I think he’s going to say North Korea is planning
to nuke Hawaii, where my sister is on vacation, but

he’s into economic inequality and arthritis instead.
At least I don’t have to explain why I believe this is not

the worst time civilization has ever known, remind
him to take his pain-killers, cite the Civil War or

the Black Death. He’s in a good mood. He tells me
about the diversionary mission he never flew with

his Air Force unit, the medical discharge just in time.
I feign surprise; he’s shared this secret with my sister,

not me. So now we both know, I type into the email.
Dad wouldn’t have been one of the few survivors.

I think about not being anything at all, a missed beat,
a bright white screen with nothing on it. I hit send.

Outside, little brown and grey birds peck at the feeder.
A young hawk, mumbling his hunger, misses them

and takes off. And a jet in the cloudless sky is a silver
brooch on a white ribbon, up so high I can’t even hear it.

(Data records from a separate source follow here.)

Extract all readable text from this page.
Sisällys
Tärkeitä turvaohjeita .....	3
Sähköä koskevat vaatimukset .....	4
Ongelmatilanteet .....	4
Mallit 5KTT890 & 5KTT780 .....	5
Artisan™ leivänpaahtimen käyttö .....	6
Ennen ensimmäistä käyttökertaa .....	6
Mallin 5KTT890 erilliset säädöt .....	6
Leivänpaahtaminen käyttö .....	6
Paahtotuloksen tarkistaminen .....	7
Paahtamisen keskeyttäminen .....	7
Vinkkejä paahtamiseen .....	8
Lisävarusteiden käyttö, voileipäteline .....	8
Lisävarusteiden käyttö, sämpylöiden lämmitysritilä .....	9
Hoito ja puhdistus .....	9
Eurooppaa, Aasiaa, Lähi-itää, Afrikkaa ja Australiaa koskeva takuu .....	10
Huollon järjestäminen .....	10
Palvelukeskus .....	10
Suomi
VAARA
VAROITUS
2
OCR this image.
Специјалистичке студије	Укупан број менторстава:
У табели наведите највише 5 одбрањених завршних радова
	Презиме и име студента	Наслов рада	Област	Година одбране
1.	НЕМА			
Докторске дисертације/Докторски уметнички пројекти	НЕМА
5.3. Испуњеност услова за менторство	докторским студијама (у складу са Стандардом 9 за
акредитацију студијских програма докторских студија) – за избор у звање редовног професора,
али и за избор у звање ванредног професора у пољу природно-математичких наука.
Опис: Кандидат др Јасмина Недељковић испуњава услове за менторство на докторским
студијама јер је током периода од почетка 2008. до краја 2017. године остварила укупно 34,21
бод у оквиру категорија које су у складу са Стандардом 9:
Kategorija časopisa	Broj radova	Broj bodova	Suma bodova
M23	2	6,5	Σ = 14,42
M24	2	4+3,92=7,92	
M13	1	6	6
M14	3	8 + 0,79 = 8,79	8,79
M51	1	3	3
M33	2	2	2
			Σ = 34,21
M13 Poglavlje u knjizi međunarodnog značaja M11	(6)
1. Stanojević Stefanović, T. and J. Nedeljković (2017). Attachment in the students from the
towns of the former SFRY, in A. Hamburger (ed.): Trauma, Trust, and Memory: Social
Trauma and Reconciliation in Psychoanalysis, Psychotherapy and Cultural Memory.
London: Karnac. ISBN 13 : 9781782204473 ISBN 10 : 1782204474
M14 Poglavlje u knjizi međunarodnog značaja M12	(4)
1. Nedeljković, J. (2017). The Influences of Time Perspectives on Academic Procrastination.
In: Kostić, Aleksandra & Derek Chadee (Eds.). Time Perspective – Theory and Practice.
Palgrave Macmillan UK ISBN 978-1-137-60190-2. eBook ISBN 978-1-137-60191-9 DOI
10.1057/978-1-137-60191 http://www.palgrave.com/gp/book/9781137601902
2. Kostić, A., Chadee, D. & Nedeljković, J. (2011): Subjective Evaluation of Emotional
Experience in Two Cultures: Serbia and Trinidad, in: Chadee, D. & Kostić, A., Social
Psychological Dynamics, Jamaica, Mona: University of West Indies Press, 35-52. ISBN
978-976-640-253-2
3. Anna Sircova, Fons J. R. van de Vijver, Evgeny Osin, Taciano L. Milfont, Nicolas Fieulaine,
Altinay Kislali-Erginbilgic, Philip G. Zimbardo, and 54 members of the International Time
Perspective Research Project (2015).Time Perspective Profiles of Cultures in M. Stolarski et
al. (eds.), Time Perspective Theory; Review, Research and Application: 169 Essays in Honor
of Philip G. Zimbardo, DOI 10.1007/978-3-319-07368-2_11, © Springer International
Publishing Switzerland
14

from Rattle #45, Fall 2014
Tribute to Poets of Faith

__________

Christine Potter: “About ten years ago, when my husband and I were making music in a high Episcopal church that was much into incense and bells, I sat in the choir loft and felt the connection between poetry and Scripture. It was a visceral thing, an awakening. In fairness, I may have been slightly oxygen-deprived at that moment (they were really into incense and bells there), but I still think of the two together. I believe in God and I believe in His presence here on earth in Jesus Christ. And I write poems. I think the spirit that makes poems happen is holy, even if the poetry is utterly profane. And even if you’re not choking on clouds of frankincense when you write it.”